Pernod Ricard will focus on consumers to become world's leading supplier
Pernod Ricard aims to increase underlying sales and operating profit growth to 5% in the medium-term by focusing on innovation, ramping up its digital strategy and trading shoppers up to premium spirits and wines.
The group said it enjoyed 5% annual growth before the economic crisis and believes it can return the business to these historical levels.
Key to its strategy will be switching the focus from a brand-centric model to a consumer-centric one, it revealed at its capital markets day in Paris today.
The Absolut and Jameson supplier wants to overtake Diageo to become the world’s biggest spirits company, but refused to put a timeline on when this might happen.
Gilles Bogaert, managing director of finance and operations, said: “We are today a strong number two but not the leader. On the road to leadership we need to focus on our top line performance, accelerate growth and seize growth opportunities.
“We want top line growth to be higher than the industry. Our historical growth has been 5% over the last 15 years, and our mid-term goal is to get back to that, to get up to 4% or 5%. We are growing at 2%. That’s better than a year ago when we were flat. In 2015-16 we want to get closer to our mid-term objective, but it will take a while.”
Pernod Ricard is celebrating the 40th anniversary of the merger between the great pastis rivals, Pernod and Ricard, and Alexandre Ricard, who became chairman and chief executive in February, putting the founding family back in charge of day-to-day management for the first time since 2008, said he is looking to past successes to drive future growth.
Ricard said: “I will not give a timeline for when we will become global leaders. We want to drive the best top line growth in our sector. We need to drive growth quicker than our industry. That’s our first priority. This is the mother of all battles, the growth from which everything flows.
“The father of all battles is mindset, reconnecting with our entrepreneurial mindset, taking calculated risks, turning global strategy into local actions. We must be the first to seize opportunities.”
Pernod Ricard said the majority of acquisitions are likely to be “bolt-on” deals like the one that saw it snap up Californian winery Kenwood.
It said it will identify "white spaces", "where we have opportunities through mergers and acquisitions or innovation to expand our portfolio".
Ricard would not be drawn on which categories the business might move into, and added: “We are moving from a brand-centric approach to a consumer-centric approach. Consumers don't think about categories. A consumer-centric model is the cornerstone of our priorities. We need to strengthen our consumer focus, leverage new technologies and spend more time with them to better understand their needs.
“Consumers are no longer loyal to one specific brand, but to a range of drinks for different occasions. The winning brands will stand out for a set of emotions consumers identify with and relate to.”

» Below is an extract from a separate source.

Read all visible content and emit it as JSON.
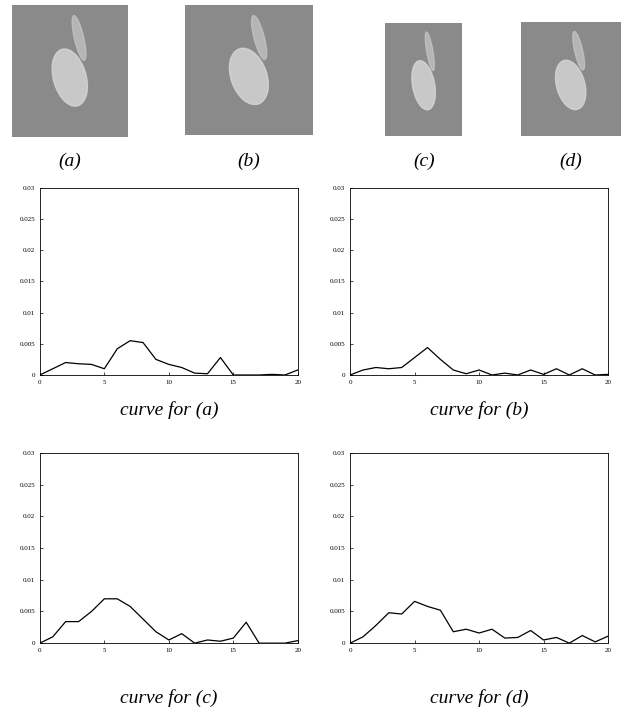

The key areas where it will seek to drive growth are the US, China, India, Africa and the Middle East, according to Ricard.
When asked about Europe, he added: “Europe is one-third of our business. Some markets are doing well, others have gone through struggling times, and eastern Europe has been a clear growth driver, that has stalled a little bit, specifically in Russia. We are in 1% growth there this year. Germany is performing well, despite a tough first half.
“The UK, both driven by market dynamics and the outperformance of our team, which is doing a really good job in the UK, is doing well. In Spain for the first time in a long time we have year-to-date growth. There are green shoots of recovery.”
Pondering on how Pernod Ricard might dominate the global spirits market, Ricard said: “We have all we need to succeed: vision, ambition, the brands. Others have it too, so what will make the difference? Why am I confident we will win? We have a unique competitive advantage. We are united, rock solid – 94% of employees are proud to work for PR, 88% feel fully and strongly engaged. Everywhere you go you sense this pride at being Pernod Ricard. We have this shared thirst to win, we are united like a big family and nothing is stronger than a family.”